The only massive change is now the number of Hawkeye fans — and college football fans nationally — who know what rhabdomyolysis is. The condition in which muscle fiber can get into the blood stream and subsequently the kidneys was the talk of football for a few days, but now Iowa has officially wrapped up talking about the matter after the university-appointed committee that investigated the incident presented its findings to the state Board of Regents.

Policy- and employee-wise, nothing massive is changing.

The committee’s largest finding was that the workout that caused rhabdo shouldn’t be done again. That’s a savvy find.

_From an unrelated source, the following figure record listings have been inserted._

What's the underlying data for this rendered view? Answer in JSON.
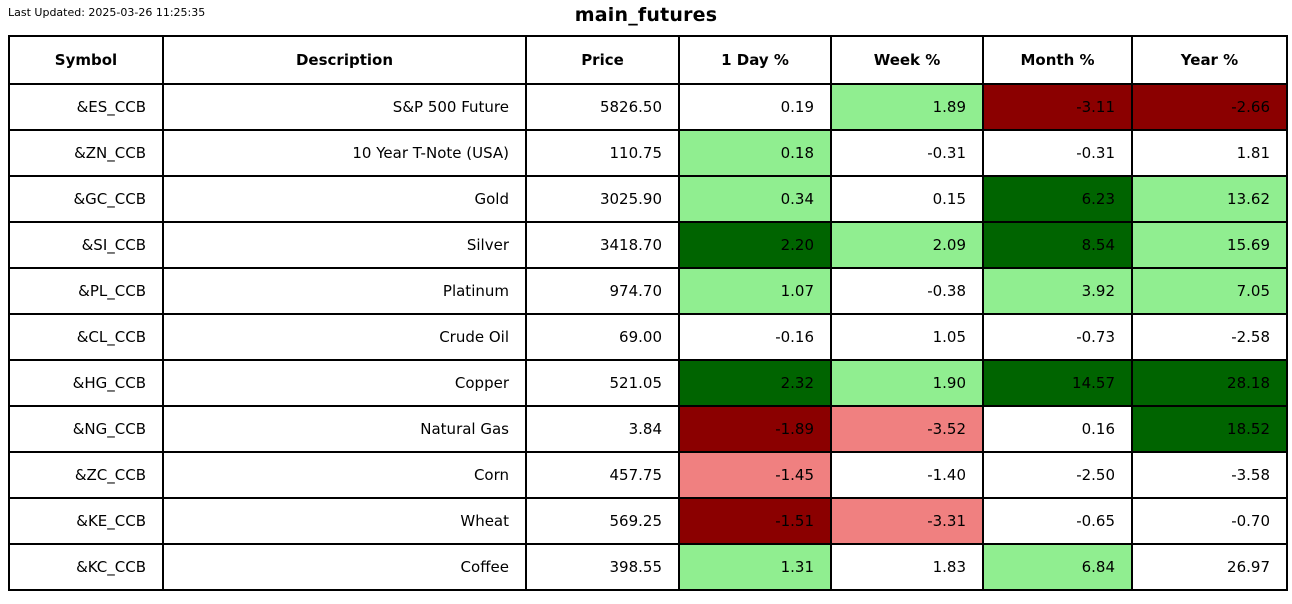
{
  "meta": {
    "last_updated": "Last Updated: 2025-03-26 11:25:35",
    "title": "main_futures"
  },
  "colors": {
    "strong_positive": "#006400",
    "positive": "#90EE90",
    "neutral": "#ffffff",
    "negative": "#F08080",
    "strong_negative": "#8B0000"
  },
  "table": {
    "columns": [
      "Symbol",
      "Description",
      "Price",
      "1 Day %",
      "Week %",
      "Month %",
      "Year %"
    ],
    "rows": [
      {
        "symbol": "&ES_CCB",
        "description": "S&P 500 Future",
        "price": "5826.50",
        "cells": [
          {
            "value": "0.19",
            "color": "neutral"
          },
          {
            "value": "1.89",
            "color": "positive"
          },
          {
            "value": "-3.11",
            "color": "strong_negative"
          },
          {
            "value": "-2.66",
            "color": "strong_negative"
          }
        ]
      },
      {
        "symbol": "&ZN_CCB",
        "description": "10 Year T-Note (USA)",
        "price": "110.75",
        "cells": [
          {
            "value": "0.18",
            "color": "positive"
          },
          {
            "value": "-0.31",
            "color": "neutral"
          },
          {
            "value": "-0.31",
            "color": "neutral"
          },
          {
            "value": "1.81",
            "color": "neutral"
          }
        ]
      },
      {
        "symbol": "&GC_CCB",
        "description": "Gold",
        "price": "3025.90",
        "cells": [
          {
            "value": "0.34",
            "color": "positive"
          },
          {
            "value": "0.15",
            "color": "neutral"
          },
          {
            "value": "6.23",
            "color": "strong_positive"
          },
          {
            "value": "13.62",
            "color": "positive"
          }
        ]
      },
      {
        "symbol": "&SI_CCB",
        "description": "Silver",
        "price": "3418.70",
        "cells": [
          {
            "value": "2.20",
            "color": "strong_positive"
          },
          {
            "value": "2.09",
            "color": "positive"
          },
          {
            "value": "8.54",
            "color": "strong_positive"
          },
          {
            "value": "15.69",
            "color": "positive"
          }
        ]
      },
      {
        "symbol": "&PL_CCB",
        "description": "Platinum",
        "price": "974.70",
        "cells": [
          {
            "value": "1.07",
            "color": "positive"
          },
          {
            "value": "-0.38",
            "color": "neutral"
          },
          {
            "value": "3.92",
            "color": "positive"
          },
          {
            "value": "7.05",
            "color": "positive"
          }
        ]
      },
      {
        "symbol": "&CL_CCB",
        "description": "Crude Oil",
        "price": "69.00",
        "cells": [
          {
            "value": "-0.16",
            "color": "neutral"
          },
          {
            "value": "1.05",
            "color": "neutral"
          },
          {
            "value": "-0.73",
            "color": "neutral"
          },
          {
            "value": "-2.58",
            "color": "neutral"
          }
        ]
      },
      {
        "symbol": "&HG_CCB",
        "description": "Copper",
        "price": "521.05",
        "cells": [
          {
            "value": "2.32",
            "color": "strong_positive"
          },
          {
            "value": "1.90",
            "color": "positive"
          },
          {
            "value": "14.57",
            "color": "strong_positive"
          },
          {
            "value": "28.18",
            "color": "strong_positive"
          }
        ]
      },
      {
        "symbol": "&NG_CCB",
        "description": "Natural Gas",
        "price": "3.84",
        "cells": [
          {
            "value": "-1.89",
            "color": "strong_negative"
          },
          {
            "value": "-3.52",
            "color": "negative"
          },
          {
            "value": "0.16",
            "color": "neutral"
          },
          {
            "value": "18.52",
            "color": "strong_positive"
          }
        ]
      },
      {
        "symbol": "&ZC_CCB",
        "description": "Corn",
        "price": "457.75",
        "cells": [
          {
            "value": "-1.45",
            "color": "negative"
          },
          {
            "value": "-1.40",
            "color": "neutral"
          },
          {
            "value": "-2.50",
            "color": "neutral"
          },
          {
            "value": "-3.58",
            "color": "neutral"
          }
        ]
      },
      {
        "symbol": "&KE_CCB",
        "description": "Wheat",
        "price": "569.25",
        "cells": [
          {
            "value": "-1.51",
            "color": "strong_negative"
          },
          {
            "value": "-3.31",
            "color": "negative"
          },
          {
            "value": "-0.65",
            "color": "neutral"
          },
          {
            "value": "-0.70",
            "color": "neutral"
          }
        ]
      },
      {
        "symbol": "&KC_CCB",
        "description": "Coffee",
        "price": "398.55",
        "cells": [
          {
            "value": "1.31",
            "color": "positive"
          },
          {
            "value": "1.83",
            "color": "neutral"
          },
          {
            "value": "6.84",
            "color": "positive"
          },
          {
            "value": "26.97",
            "color": "neutral"
          }
        ]
      }
    ]
  }
}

So no one was axed, and there was no penalty from the university or NCAA. It’s almost as if nothing happened.

Much of the criticism surrounding the rhabdo saga has come from the public-relations disaster that was the first press conference about the incident. On Jan. 26, the UI held a press conference despite both Ferentz and Athletics Director Gary Barta being absent, instead opting for UI spokesman Tom Moore and three others — including a doctor from UIHC and one of the affected player’s fathers.

Ferentz has since apologized for his absence, which was caused by a recruiting trip.

If anything has been learned, or if anything will change, it’s going to be the handling of any incidents as opposed to the prevention of incidents.

Now, it is understood that the head coach must be at any football-crisis press conference, even if it is just for show.

The amazing amount of scrutiny on the rhabdo case was likely caused by two factors: its timing and its unique nature.

First, another negative incident happening just a month after two of the team’s highest-profile players were arrested on drug charges didn’t help anyone’s opinion, even if there is absolutely no relation between rhabdomyolysis and marijuana.

And second, there is no major history of rhabdo in sports — especially a large group being affected at the same time. I guarantee 99 percent of people without a medical degree couldn’t even spell rhabdomyolysis before this incident, let alone explain what it does. I know I was blissfully unaware of it.

If this had been a case of dehydration at another Big Ten school, the attention paid would have been minimal.

Instead, there was an investigation to tell people that the workout that put people in the hospital probably shouldn’t be held anymore, and that’s it.

Now, because nothing has changed, hopefully, all the scrutiny about the incident won’t be voiced anymore, either.